In a 1941 film, you’d expect any female character who succumbed to a playboy’s advances to pay dearly for her fall from grace. But an Irene Dunne character was not just any female character, and working with director-producer Gregory La Cava, the actress made her debauched innocent so pure at heart audiences couldn’t help but root for her.

Here, Dunne plays a small-town choir singer who has devoted her life to raising her younger sister. When the girl marries, Dunne takes off for New York to pursue her dream of singing in the opera. She meets wealthy cad Preston Foster on the train and, not knowing he’s taking part in a bet, lets him seduce her. Of course, he abandons her once the train reaches New York and, even worse, she learns she’ll never cut it as a singer. Instead, she winds up as a singing switchboard operator at a nightclub where she meets and accidentally marries a wealthy drunk (Robert Montgomery), who turns out to be Foster’s brother.
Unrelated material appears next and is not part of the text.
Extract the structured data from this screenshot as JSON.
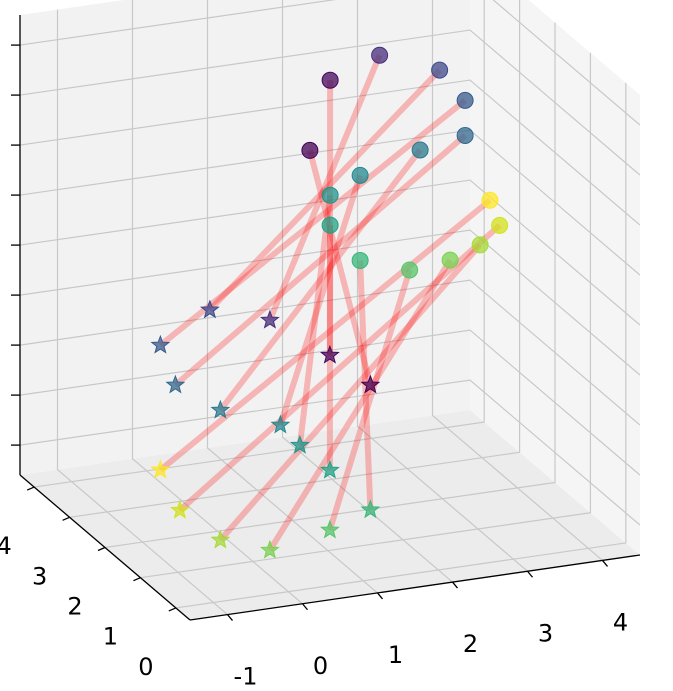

In any other hands, Unfinished Business would be a maudlin mess. But La Cava has such a deft comic touch, he keeps the whole thing floating through a series of witty lines and comic situations like Dunne’s audition to sing a jingle at the nightclub. And though Dunne has her heartbroken moments, she and Montgomery are so skilled at sophisticated comedy that what could have been as ridiculous as East Lynne turns into a screwball romp.